On July 1, CCSEM also began supporting parish-based Christian service commissions and parish nurses, a responsibility transferred from the archdiocese in order to help Catholic Charities build stronger relationships with parishes.

Msgr. Charles Kosanke, chairman of CCSEM and pastor of St. Regis Parish in Bloomfield Hills, told The Michigan Catholic that CCSEM’s aim is not to be “redundant” to what other social services agencies are already accomplishing, but rather, hopes to serve as support.

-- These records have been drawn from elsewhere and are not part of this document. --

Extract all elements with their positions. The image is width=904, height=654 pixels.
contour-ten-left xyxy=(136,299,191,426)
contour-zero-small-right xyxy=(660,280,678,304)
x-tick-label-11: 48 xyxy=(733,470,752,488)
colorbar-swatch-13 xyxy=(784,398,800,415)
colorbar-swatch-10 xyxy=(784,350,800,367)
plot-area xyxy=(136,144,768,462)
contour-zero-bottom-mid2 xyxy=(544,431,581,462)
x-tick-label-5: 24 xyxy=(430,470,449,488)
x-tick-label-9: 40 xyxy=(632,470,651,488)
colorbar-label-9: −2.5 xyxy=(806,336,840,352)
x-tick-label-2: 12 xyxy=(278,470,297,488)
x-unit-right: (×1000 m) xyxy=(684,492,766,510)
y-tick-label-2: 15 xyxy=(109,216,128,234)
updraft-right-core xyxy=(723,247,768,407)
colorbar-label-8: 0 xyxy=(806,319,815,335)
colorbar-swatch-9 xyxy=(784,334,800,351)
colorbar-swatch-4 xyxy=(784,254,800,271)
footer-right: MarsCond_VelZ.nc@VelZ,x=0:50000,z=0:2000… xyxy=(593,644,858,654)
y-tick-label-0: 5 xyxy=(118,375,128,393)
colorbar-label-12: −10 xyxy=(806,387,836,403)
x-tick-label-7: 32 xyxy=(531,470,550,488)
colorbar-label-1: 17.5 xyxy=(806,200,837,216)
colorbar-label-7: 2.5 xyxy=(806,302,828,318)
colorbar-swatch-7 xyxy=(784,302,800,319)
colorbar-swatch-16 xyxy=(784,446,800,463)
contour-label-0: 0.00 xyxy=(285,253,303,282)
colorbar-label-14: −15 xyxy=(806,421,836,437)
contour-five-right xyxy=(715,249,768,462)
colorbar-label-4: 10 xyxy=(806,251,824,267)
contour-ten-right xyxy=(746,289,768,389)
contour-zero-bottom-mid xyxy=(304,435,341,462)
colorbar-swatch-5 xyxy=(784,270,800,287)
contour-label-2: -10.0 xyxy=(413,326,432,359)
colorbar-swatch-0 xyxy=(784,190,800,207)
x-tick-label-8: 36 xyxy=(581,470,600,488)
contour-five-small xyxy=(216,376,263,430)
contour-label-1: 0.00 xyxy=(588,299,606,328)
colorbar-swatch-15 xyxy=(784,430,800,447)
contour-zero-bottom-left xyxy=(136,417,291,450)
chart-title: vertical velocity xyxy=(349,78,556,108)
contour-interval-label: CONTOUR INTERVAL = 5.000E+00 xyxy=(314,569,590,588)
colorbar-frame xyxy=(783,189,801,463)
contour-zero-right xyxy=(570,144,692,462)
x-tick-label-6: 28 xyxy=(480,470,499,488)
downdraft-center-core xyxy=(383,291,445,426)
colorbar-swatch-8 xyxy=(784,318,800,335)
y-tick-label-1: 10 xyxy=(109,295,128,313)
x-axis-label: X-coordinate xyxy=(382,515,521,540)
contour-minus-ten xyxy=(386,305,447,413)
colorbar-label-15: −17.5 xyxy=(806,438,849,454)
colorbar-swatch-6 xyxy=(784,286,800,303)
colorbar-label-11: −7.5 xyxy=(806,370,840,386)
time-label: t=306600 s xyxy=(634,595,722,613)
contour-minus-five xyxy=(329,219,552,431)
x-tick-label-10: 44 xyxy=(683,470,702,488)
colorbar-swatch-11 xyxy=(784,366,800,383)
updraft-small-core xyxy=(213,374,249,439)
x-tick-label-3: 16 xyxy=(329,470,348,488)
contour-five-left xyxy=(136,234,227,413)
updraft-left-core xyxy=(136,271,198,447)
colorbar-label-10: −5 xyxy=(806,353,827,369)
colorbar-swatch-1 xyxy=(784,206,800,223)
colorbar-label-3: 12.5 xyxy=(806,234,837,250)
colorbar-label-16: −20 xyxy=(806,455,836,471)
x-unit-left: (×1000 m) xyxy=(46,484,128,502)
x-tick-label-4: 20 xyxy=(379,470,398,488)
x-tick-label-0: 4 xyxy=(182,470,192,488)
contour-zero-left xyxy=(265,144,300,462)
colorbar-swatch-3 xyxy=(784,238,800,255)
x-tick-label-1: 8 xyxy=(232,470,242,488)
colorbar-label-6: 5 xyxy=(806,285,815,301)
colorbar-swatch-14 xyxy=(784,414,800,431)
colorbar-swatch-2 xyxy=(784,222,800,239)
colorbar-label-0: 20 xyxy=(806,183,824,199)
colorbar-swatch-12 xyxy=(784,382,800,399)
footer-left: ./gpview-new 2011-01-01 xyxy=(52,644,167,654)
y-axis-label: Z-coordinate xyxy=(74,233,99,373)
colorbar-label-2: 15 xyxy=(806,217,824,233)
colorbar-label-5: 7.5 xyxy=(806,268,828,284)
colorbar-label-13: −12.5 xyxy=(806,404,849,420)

“One of the top priorities of (CCSEM) as a charitable arm of the archdiocese is to be able to assist pastors and their staff in meeting the needs of the parishioners,” he said.

Msgr. Kosanke, who also serves as spiritual adviser of the Society of St. Vincent de Paul Detroit, said CCSEM’s partnership with St. Vincent de Paul has been successful in providing emergency needs, utility assistance and other resources to local families.

“We help everyone, but we do it within the perspective of the mission and the teaching of the Catholic Church,” he said.

Get help or volunteer

CCSEM provides services in Lapeer, Macomb, Monroe, Oakland, St. Clair and Wayne counties that include behavior health and substance abuse counseling, adoption and foster care, adult day care, services and volunteer opportunities for seniors, family education and support, Hispanic outreach and immigration and refugee resettlement.